Stories about suicide should not be used in school anti-bullying campaigns because they risk giving a message to children that “there is a way out”, warns a leading psychologist.
Dr Helene Guldberg, the founder of the online current affairs magazine Spiked and author of Reclaiming Childhood: Freedom and Play in an Age of Fear, told a session on bullying at the Battle of Ideas summit in London on Sunday that anti-bullying campaigns should “stop talking about bullycide”.
References to bullying-related suicides and self-harm are prevalent in the print media, while internet searches reveal hundreds of videos telling the stories of young people who ended their lives as a result of bullying.
While Dr Guldberg, pictured right, says she is “sure” campaigners do not tell these stories “for the wrong reasons”, but that they are “using the death of children and teenagers to make a point”.
She accuses some members of the anti-bullying community of “pointing the finger at children and teenagers” and blaming them for the deaths of bullying victims, when “actually it’s often a lot more complex.
“The message it gives is that there is a way out, you can take your life and balloons are released and you are a saint. Do not give that message ever to children that there is a way out.”
The Anti-Bullying Alliance says it is important not to “tar all organisations with the same brush”.
National coordinator Lauren Seager-Smith told Schools Week her organisation has “always taken a strong position” on self-harm and suicide stories in anti-bullying work – “at times in stark contrast to other anti-bullying charities.

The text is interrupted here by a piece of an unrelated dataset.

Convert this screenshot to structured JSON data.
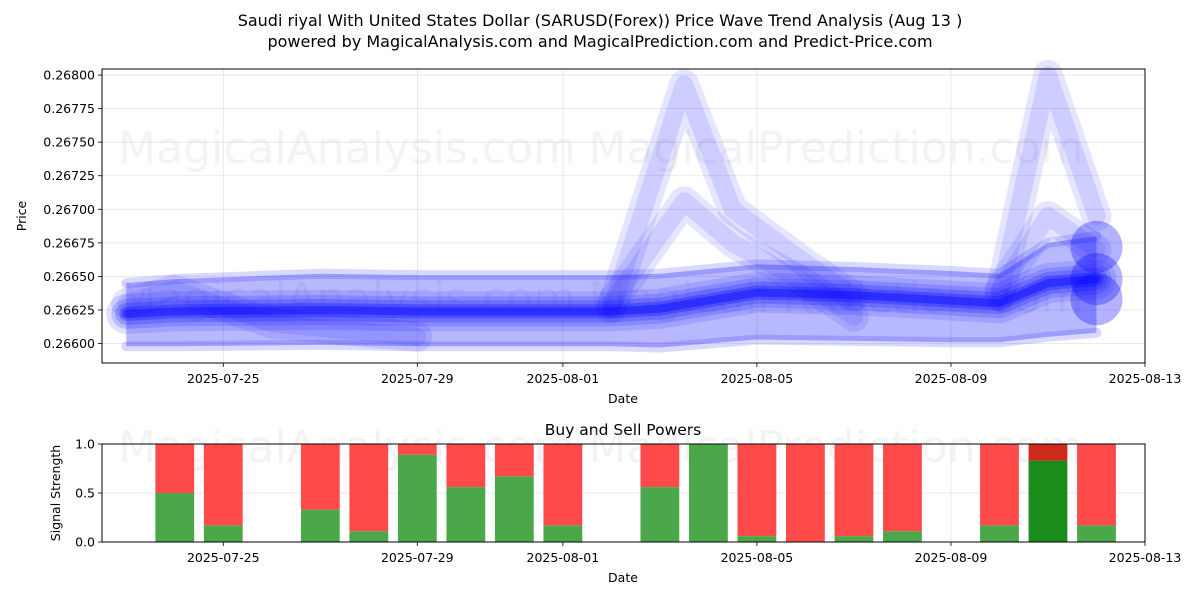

“We have made it clear to our members that [stories about suicide] can be suggestive to children and young adults, and that statistics relating to suicide and self-harm should be used with extreme caution at all times. We recommend to our members and partners that they refer to Samaritans’ guidelines.”
Its guidance states that the reporting of suicide “may lead to imitative or copycat behaviour”, for example, by providing young people with details of methods used.
The guidance goes on to say that a vulnerable person “who might not otherwise have attempted suicide” could “strongly identify with a particular characteristic of a person who has died by suicide, and this may lead them to take their own life”.
If followed in classrooms, teachers should avoid attributing causes or perceived triggers for a suicide as this is “unlikely to reflect accurately the complexity of suicide”.
During Sunday’s session, delegates also heard from University of Chester psychologist Professor Mike Boulton and Professor Keith Sullivan, from the National University of Ireland.
Professor Sullivan, who said he had seen teachers bullying pupils during his career, warned against putting people into “bullies” and “bullied” categories, adding that “things in their personal” lives were to blame.
Professor Boulton told delegates that although “many people” come through bullying unscathed, others ended up “scarred for life”, adding that he had raised concerns about bullying when he was studying for his PhD, but was told it was just “part of growing up”.